The centre, which falls under the umbrella of the Ministry of Youth and Culture, is the 11th of its kind to be established in Jamaica. The construction of the new YIC and the remodelling of the building that now houses the NYS at the location cost a total of $71 million.
In his address at the opening ceremony, Dr David Stair, the custos rotulorum of Hanover, urged users of the park to protect the buildings. He implored the youngsters to make full use of the facilities, while recognising the sacrifices which the entire nation was making on their behalf.
"I also urge the relevant authorities to put in place the mechanisms to maintain this beautiful structure and I must say to my fellow Hanoverians, please protect it; look after it; preserve it; it belongs to all of us," said Stair.

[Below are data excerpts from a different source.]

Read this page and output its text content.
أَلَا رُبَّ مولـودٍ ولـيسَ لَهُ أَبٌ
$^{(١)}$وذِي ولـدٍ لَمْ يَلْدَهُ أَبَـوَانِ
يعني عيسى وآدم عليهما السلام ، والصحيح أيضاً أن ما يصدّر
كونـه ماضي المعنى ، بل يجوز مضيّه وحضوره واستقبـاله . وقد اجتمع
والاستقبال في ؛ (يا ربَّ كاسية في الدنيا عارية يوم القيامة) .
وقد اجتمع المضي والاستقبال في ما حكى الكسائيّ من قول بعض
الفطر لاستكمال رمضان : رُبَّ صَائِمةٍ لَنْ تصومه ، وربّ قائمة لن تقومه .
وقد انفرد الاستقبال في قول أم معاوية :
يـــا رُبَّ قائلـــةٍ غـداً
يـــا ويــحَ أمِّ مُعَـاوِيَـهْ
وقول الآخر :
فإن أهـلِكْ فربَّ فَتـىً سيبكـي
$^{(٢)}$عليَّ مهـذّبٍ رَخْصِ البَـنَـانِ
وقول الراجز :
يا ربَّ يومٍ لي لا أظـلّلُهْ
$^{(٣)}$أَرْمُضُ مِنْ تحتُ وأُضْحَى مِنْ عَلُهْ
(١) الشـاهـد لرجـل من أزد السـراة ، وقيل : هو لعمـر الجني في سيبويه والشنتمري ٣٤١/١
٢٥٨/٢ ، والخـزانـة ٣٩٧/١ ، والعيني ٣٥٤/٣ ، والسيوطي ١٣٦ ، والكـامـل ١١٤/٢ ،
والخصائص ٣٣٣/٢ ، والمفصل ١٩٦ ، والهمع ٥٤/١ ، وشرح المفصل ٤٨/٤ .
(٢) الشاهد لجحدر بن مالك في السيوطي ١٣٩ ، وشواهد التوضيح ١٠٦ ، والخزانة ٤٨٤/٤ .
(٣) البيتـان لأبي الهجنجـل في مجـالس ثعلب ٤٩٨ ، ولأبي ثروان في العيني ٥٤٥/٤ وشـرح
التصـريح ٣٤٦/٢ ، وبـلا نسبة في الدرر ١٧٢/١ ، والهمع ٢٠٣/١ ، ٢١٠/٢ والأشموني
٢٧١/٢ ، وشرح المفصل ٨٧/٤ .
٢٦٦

"We realise that unbridled access to information, without the proper infrastructure to handle it, is the root of much of our problems in Jamaica today," continued Stair. "However, it is good to see our policymakers are balancing the scales at this time and giving quality information to our youth. It is really heart-warming."
Grasp every opportunity
Ian Hayles, the member of parliament for Western Hanover, the constituency in which the centre is located, encouraged the youngsters to grasp every opportunity to gain work experience, with or without good wages, as this could be used to build their rÈsumÈs while they seek better opportunities elsewhere.
"While I was living in the States, I worked at Burger King," said Hayles. " I worked at a parts store because I was getting working experience because I was using it as a stepping stone to get somewhere else. That's how you have to look at life.
"For far too long, we have taken things from this parish, never to give back. Let this centre represent everything that is good about youth, young people, culture, information technology and knowledge," continued Hayles. "Let it be all of that and, at the end of the day, let your integrity shine so bright that when you shall depart this parish and this earth, your name will end up being called like P.J. Patterson or Bustamante."
According to a Ministry of Youth and Culture policy statement, YICs in Jamaica have been developed over several years under a special youth empowerment and participation programme, dubbed 'Operation Phoenix', which was approved by the Government in 2002 and operated under the directorship of the National Centre for Youth Development.
In selecting locations for YIC set-up and operations, the ministry has been focusing on the acquisition and use of underutilised space in parish council buildings, on government or parish council-owned lands, and on properties leased to or held in trust by entities under formal agreements with the National Land Agency.
Through the YIC, youngsters in Hanover will now be able to, among a wide range of things, obtain information about opportunities available to them; browse the Internet; and become more involved in youth work.